3. Bacterial vaginosis / ascending infection is a leading trigger of early spontaneous preterm labour.
4. TVUS cervical length < 25 mm before 24 weeks = short cervix; funnelling adds risk.
5. Fetal fibronectin cut-off ≥ 50 ng/mL; its strength is the negative predictive value — sample before digital exam/USG gel.
6. Antenatal corticosteroids (24–34 weeks) are the most outcome-improving step: betamethasone 12 mg × 2 / 24 h or dexamethasone 6 mg × 4 / 12 h, total 24 mg; peak benefit 24 h–7 days.
7. MgSO₄ before 32 weeks for fetal neuroprotection (↓ cerebral palsy); toxicity → calcium gluconate.
8. Tocolytics only buy ~48 hours for steroids + in-utero transfer; they do not improve neonatal outcome alone.
9. First-line tocolytics: nifedipine and atosiban; betamimetics abandoned (pulmonary oedema, arrhythmia).
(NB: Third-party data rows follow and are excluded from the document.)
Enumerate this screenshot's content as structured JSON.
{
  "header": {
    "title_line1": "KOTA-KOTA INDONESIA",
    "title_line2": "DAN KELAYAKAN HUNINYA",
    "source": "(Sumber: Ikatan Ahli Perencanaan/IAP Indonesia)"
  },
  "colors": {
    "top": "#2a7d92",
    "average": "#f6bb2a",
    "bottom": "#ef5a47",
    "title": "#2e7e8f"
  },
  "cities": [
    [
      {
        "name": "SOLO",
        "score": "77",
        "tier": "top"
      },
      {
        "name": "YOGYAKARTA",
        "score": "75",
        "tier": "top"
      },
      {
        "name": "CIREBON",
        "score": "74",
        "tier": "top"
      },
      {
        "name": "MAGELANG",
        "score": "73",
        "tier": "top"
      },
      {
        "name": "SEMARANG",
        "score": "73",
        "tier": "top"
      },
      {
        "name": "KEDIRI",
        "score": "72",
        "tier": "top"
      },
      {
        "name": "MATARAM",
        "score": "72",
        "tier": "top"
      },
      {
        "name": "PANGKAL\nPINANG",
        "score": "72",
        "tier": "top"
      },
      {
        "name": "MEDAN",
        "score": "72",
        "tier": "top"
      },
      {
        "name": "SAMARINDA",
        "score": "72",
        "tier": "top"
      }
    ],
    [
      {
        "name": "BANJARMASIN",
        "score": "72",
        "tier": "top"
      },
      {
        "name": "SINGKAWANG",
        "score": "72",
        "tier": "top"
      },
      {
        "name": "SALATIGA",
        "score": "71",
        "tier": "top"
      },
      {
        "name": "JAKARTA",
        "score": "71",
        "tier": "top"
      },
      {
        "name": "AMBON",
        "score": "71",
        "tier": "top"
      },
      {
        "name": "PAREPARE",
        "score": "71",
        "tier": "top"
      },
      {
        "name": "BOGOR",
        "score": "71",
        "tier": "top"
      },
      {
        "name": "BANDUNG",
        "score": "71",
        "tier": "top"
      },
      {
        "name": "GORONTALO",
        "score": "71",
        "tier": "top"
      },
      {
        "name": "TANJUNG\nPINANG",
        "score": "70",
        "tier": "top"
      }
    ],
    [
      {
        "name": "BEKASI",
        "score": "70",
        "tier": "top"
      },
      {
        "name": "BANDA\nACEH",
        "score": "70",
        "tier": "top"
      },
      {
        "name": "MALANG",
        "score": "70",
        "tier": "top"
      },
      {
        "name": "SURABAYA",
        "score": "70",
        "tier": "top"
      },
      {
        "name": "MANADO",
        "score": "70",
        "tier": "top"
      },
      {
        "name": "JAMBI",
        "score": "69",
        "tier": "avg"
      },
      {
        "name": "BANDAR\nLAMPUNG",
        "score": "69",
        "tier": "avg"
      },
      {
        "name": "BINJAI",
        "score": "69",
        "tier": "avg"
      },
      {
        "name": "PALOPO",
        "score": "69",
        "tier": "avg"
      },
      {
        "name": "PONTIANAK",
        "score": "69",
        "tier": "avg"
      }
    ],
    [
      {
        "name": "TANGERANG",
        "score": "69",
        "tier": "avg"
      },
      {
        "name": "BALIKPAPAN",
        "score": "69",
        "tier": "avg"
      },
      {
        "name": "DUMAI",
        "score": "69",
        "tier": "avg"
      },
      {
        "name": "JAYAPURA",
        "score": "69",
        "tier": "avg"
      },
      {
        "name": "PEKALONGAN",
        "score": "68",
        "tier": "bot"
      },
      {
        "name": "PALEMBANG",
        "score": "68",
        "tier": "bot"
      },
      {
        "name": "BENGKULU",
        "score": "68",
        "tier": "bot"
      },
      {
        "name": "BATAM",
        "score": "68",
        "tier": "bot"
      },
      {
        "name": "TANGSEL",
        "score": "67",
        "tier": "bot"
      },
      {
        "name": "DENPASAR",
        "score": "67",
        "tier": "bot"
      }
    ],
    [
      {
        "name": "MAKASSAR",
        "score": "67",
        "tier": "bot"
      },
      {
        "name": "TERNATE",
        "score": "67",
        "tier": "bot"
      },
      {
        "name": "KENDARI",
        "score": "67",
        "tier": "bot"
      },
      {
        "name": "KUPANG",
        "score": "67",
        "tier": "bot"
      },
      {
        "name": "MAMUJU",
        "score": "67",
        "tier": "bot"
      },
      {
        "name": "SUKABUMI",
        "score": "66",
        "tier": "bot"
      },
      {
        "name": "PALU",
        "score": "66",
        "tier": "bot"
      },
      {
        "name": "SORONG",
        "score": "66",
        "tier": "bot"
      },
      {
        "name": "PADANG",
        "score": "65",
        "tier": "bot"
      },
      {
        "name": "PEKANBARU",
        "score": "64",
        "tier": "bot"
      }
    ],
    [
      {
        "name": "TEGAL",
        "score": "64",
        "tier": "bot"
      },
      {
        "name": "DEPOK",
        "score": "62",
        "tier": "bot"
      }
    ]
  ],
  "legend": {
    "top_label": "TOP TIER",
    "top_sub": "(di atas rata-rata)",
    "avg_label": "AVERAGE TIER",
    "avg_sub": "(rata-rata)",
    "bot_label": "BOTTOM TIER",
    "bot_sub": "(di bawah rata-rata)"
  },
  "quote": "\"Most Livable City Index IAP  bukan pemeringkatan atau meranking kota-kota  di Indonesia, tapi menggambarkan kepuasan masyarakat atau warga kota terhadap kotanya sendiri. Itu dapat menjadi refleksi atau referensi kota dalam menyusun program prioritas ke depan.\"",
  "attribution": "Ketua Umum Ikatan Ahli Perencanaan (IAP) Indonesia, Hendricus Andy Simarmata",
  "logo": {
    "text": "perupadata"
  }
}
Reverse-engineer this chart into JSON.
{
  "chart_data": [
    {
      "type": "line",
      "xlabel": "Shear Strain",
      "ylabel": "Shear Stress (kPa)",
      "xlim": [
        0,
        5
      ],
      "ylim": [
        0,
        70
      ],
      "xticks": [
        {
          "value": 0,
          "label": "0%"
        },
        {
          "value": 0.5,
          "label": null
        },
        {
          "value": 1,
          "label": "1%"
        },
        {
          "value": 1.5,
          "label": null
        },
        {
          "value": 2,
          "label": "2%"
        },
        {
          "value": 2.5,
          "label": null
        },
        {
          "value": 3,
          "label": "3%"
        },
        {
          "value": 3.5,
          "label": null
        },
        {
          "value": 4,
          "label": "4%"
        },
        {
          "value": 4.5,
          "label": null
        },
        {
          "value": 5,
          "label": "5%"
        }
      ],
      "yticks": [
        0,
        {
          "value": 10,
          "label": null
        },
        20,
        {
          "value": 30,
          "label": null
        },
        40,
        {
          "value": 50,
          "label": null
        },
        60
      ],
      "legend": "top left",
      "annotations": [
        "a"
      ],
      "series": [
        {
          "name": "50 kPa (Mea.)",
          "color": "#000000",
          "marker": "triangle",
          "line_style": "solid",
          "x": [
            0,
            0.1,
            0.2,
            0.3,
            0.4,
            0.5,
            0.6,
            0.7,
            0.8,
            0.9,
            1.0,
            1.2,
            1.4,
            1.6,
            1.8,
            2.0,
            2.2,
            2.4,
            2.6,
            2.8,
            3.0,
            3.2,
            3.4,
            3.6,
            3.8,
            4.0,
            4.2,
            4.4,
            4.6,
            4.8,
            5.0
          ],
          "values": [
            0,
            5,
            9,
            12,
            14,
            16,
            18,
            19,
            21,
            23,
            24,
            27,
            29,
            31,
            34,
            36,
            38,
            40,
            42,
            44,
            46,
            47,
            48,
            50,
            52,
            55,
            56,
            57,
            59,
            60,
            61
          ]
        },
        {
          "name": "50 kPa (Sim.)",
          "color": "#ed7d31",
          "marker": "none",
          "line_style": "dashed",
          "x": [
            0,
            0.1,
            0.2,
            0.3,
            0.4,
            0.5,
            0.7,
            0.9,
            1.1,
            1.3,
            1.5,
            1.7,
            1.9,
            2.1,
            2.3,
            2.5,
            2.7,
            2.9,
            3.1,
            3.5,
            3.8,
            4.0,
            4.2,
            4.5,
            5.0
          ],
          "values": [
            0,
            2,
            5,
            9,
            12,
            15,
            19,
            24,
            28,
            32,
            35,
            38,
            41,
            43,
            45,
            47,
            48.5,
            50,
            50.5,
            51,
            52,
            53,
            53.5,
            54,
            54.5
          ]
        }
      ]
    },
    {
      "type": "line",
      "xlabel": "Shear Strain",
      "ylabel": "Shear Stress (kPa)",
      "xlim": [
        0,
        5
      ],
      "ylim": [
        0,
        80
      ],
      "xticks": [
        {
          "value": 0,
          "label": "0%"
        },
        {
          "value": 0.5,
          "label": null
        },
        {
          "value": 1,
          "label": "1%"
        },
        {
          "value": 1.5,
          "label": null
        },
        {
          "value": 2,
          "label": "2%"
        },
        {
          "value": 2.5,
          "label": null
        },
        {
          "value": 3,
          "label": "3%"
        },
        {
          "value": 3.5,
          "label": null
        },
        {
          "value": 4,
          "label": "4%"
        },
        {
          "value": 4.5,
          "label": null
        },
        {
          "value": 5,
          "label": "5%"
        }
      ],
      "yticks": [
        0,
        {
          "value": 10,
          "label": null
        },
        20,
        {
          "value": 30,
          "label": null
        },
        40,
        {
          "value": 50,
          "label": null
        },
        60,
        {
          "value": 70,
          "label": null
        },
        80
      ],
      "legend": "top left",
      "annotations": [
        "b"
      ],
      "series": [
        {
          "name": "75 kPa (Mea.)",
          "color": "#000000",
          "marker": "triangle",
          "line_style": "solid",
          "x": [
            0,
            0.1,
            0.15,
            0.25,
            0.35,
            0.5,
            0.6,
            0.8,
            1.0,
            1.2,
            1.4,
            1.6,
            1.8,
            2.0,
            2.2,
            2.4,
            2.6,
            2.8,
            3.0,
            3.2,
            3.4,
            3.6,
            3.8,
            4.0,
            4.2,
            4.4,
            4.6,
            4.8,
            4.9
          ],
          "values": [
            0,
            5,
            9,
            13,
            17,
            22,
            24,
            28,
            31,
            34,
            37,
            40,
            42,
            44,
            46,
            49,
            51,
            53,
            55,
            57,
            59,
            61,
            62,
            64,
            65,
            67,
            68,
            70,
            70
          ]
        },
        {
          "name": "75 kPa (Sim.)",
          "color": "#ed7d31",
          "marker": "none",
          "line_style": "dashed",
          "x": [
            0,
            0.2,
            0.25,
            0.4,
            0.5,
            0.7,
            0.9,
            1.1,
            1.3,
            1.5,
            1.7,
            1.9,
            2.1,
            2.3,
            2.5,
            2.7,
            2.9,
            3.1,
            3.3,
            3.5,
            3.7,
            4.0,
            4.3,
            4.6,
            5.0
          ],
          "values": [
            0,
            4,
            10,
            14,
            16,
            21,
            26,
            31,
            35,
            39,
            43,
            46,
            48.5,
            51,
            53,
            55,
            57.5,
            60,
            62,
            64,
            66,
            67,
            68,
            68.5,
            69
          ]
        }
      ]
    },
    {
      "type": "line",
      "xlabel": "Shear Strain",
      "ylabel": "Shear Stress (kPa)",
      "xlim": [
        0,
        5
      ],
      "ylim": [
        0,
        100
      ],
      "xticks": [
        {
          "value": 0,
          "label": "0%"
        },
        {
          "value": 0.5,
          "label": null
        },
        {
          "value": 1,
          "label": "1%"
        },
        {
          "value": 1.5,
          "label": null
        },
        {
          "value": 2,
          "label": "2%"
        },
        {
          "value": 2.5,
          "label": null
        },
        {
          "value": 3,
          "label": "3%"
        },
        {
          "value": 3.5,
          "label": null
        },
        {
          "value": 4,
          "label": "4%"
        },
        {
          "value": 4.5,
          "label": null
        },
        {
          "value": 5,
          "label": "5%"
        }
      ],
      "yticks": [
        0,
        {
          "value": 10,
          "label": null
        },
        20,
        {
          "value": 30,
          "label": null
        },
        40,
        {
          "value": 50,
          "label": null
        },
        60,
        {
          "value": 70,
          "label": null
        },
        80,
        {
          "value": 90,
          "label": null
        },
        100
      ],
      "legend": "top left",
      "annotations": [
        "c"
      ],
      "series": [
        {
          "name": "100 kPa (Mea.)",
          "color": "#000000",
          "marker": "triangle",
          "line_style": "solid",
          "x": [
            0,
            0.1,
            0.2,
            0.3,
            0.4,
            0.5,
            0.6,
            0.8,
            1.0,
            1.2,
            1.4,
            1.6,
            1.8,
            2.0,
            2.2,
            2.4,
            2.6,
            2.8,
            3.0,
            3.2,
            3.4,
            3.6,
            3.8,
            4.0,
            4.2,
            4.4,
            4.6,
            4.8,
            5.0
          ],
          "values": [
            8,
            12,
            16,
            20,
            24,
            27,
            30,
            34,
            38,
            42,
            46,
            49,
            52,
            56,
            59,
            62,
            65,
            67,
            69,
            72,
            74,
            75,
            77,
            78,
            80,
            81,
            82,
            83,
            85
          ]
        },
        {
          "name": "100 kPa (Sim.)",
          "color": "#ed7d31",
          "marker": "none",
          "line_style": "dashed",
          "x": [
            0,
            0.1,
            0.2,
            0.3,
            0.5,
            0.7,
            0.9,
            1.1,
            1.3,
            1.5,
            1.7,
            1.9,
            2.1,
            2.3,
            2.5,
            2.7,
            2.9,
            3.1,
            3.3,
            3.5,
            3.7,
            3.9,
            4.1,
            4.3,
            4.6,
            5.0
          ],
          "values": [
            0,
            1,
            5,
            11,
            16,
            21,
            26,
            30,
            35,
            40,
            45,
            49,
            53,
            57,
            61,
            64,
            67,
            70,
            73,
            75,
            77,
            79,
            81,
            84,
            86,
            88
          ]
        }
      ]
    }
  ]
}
10. Indomethacin only < 32 weeks — risk of premature ductus arteriosus closure and oligohydramnios after.
11. Never combine nifedipine with magnesium sulphate (additive hypotension/neuromuscular block).
12. Chorioamnionitis, fetal death, severe pre-eclampsia, abruption, and non-reassuring fetal status are contraindications to tocolysis — deliver instead.